Astronomy is a Pseudoscience
On matters of Astronomy a general consensus is that Astronomy is a pseudoscience and that it will continue to be so for the foreseeable future. Being restricted by location, the astronomer is at a disadvantage. Astronomy does not, and can not, follow even the Scientific Method, which is an empirical method of inquiry which demands that an experiment be performed to confirm a hypothesis. The Astronomer cannot put the stars and planets under controlled experimental conditions to come to the truth of a matter. The Astronomer can only observe and interpret—a scientific fallacy which hinders progress.
From Copernicus to Stephen Hawking, its practitioners publish works but fail to perform experiments to confirm hypothesis, such as the hypothesis for the metric expansion of space. Scientists in other professions are expected to perform controlled experiments to come to the truth of the matter, so we must ask, why not the astronomers? If direct and demonstrated knowledge cannot be obtained then, as Samuel Birley Rowbotham explains in Earth Not a Globe, it is demanded by fundamental empirical tenets to leave the matter as unknown.

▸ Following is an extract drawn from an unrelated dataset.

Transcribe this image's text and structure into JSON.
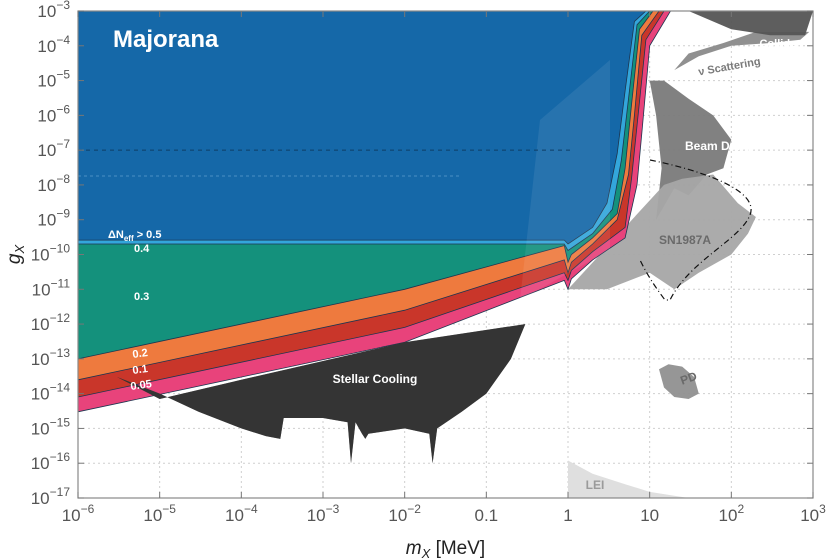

A Yale University astronomy course explains:
“ One of the questions asked in this astronomy course was "What type of experiment do astronomers perform?" None, was the answer. An astronomer's lab is his observatory. Astronomy is an observing science. Sight is the primary sense used in this science. The instrument that enhances this endeavor is the telescope. ”
The Scientific Method
The Scientific Method is a method of inquiry which is expected even of school children, where an experiment is demanded to confirm a hypothesis.
Without experimental confirmation of a hypothesis, the "science" of astronomy is merely one hypothesis built upon the next in mumbling pretension and is of questionable value.